Tivoli Finds Its Way In P&A

 

Achieving Simplicity


James Governor
06 May 02

Tivoli has created a new abstraction layer called the Tivoli Workbench to act as a framework for platform-specific resource models. This is framework with a small "f" though, rather than a big monolithic "F".

This Workbench will function as a normalization layer, so that Tivoli event correlation can be agnostic with respect to the events analyzed. This means Tivoli will be able to deal with standards such as CIM, JMX, and WMI, but also with proprietary resource models such as those found in Siebel environments, without requiring an entirely new and different agent for every target platform.

The Workbench will capture problem signatures, and also initiate corrective actions to be taken if a particular problem arises.
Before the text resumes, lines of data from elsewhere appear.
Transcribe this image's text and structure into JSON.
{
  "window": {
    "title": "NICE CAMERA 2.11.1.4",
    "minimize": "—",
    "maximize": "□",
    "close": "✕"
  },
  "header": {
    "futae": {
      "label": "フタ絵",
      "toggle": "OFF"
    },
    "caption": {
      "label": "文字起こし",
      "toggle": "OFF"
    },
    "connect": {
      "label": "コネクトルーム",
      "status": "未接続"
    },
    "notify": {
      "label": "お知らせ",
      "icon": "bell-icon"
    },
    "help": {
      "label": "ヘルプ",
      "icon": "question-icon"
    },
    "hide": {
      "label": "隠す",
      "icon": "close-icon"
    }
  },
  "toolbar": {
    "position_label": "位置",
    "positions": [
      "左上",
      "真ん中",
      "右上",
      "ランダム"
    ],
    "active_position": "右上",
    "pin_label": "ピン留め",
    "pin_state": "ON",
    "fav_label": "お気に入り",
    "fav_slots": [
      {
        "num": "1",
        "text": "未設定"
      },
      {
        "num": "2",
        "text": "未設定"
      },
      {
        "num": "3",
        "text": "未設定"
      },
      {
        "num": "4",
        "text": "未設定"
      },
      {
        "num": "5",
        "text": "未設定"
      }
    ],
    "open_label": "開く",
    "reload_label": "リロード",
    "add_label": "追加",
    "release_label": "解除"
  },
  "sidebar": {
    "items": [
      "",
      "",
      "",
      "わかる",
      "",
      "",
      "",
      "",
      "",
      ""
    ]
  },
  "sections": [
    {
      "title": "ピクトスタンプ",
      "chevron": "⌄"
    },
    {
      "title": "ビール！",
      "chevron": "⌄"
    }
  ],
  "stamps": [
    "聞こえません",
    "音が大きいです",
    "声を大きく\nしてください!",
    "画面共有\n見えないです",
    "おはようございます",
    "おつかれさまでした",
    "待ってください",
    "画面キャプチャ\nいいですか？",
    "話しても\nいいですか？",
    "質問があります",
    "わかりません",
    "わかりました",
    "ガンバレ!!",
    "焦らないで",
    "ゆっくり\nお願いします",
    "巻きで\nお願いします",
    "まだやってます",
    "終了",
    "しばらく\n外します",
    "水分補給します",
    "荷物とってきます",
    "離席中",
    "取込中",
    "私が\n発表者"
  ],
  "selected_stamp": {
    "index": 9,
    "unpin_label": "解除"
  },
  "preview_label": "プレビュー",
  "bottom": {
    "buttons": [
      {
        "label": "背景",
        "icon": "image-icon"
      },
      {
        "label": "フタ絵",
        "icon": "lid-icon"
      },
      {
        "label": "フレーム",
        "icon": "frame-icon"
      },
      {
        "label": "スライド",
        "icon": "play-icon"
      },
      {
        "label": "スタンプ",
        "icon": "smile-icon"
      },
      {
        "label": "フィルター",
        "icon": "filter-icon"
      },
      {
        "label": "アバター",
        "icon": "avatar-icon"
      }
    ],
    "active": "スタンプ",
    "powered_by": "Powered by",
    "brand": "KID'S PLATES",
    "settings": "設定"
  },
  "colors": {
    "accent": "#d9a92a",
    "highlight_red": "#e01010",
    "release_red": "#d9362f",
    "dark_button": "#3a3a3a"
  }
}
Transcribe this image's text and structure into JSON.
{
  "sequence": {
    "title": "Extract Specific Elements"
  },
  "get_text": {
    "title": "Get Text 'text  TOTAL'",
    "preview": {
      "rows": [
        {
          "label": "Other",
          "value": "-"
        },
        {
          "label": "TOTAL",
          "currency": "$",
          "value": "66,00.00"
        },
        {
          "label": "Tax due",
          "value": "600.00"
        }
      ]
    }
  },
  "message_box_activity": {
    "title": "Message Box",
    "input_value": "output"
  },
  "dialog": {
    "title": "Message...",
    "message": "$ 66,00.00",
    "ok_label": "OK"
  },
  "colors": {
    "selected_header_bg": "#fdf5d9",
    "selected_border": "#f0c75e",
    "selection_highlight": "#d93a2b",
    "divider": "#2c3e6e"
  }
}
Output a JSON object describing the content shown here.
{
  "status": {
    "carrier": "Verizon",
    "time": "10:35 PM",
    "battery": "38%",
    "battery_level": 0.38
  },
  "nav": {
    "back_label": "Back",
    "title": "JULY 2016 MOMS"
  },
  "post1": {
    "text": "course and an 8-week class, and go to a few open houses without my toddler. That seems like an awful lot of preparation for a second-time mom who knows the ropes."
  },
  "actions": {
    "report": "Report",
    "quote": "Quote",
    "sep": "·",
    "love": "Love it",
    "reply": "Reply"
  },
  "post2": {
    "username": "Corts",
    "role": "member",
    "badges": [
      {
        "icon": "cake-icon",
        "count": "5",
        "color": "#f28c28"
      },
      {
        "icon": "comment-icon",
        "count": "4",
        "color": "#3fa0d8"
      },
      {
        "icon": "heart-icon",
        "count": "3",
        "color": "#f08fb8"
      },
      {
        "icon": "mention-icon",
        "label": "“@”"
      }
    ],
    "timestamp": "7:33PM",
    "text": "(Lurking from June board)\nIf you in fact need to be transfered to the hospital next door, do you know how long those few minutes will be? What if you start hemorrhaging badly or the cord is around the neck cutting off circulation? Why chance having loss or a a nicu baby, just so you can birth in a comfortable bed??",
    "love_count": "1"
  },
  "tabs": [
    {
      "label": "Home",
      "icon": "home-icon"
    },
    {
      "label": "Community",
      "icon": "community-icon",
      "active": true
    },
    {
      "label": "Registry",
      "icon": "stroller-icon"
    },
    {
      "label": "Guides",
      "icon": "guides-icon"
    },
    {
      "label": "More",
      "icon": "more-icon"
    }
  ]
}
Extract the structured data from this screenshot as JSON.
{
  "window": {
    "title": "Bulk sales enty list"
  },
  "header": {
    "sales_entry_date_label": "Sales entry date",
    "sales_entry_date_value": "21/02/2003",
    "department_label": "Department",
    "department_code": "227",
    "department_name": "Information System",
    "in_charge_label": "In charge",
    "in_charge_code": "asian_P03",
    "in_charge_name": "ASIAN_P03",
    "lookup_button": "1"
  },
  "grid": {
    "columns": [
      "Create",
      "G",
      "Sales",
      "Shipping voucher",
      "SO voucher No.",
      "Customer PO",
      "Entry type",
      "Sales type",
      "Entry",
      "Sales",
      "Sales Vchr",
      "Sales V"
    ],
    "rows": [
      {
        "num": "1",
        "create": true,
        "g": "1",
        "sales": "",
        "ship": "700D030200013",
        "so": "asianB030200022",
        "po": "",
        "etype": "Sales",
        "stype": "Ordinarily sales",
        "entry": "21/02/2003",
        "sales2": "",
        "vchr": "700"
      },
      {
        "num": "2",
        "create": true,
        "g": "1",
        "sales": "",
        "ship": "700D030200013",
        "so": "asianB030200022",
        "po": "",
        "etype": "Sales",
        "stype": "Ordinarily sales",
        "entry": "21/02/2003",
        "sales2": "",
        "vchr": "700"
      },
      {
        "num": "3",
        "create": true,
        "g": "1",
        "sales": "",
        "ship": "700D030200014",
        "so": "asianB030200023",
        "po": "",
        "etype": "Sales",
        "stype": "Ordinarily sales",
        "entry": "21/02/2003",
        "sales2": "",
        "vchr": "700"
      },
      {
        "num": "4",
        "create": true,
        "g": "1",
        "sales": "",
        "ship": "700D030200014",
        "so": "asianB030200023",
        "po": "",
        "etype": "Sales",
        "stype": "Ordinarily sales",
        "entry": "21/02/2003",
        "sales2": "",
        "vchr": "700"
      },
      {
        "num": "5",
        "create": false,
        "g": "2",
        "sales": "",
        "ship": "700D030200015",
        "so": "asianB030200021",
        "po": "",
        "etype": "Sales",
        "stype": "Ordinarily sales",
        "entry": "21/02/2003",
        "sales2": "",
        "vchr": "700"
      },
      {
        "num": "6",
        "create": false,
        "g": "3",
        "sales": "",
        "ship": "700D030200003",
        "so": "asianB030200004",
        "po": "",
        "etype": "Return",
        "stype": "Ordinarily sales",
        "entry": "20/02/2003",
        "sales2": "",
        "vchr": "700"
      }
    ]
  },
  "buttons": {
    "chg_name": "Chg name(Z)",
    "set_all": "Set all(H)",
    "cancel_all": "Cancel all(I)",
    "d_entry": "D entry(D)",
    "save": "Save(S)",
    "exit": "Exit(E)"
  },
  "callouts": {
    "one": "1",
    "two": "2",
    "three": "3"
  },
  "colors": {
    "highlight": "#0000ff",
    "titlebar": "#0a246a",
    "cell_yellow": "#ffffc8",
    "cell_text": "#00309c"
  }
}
Tivoli will work with standards organizations—and platform vendors—to populate the workbench with resource models so that users are not presented with a toolkit but with solutions for their platform management issues. The Workbench is Tivoli's next-generation framework: a framework for an age of standardized instrumentation and loosely coupled apps. For now the Workbench remains as a toolkit rather than a packaged solution. It is designed to be flexible and extensible. Perl scripting provides the tooling mechanism for these extensions. It would be nice to see Tivoli support ECMAscript (a.k.a. JavaScript) too, but Perl is a widely adopted standard scripting language in its own right.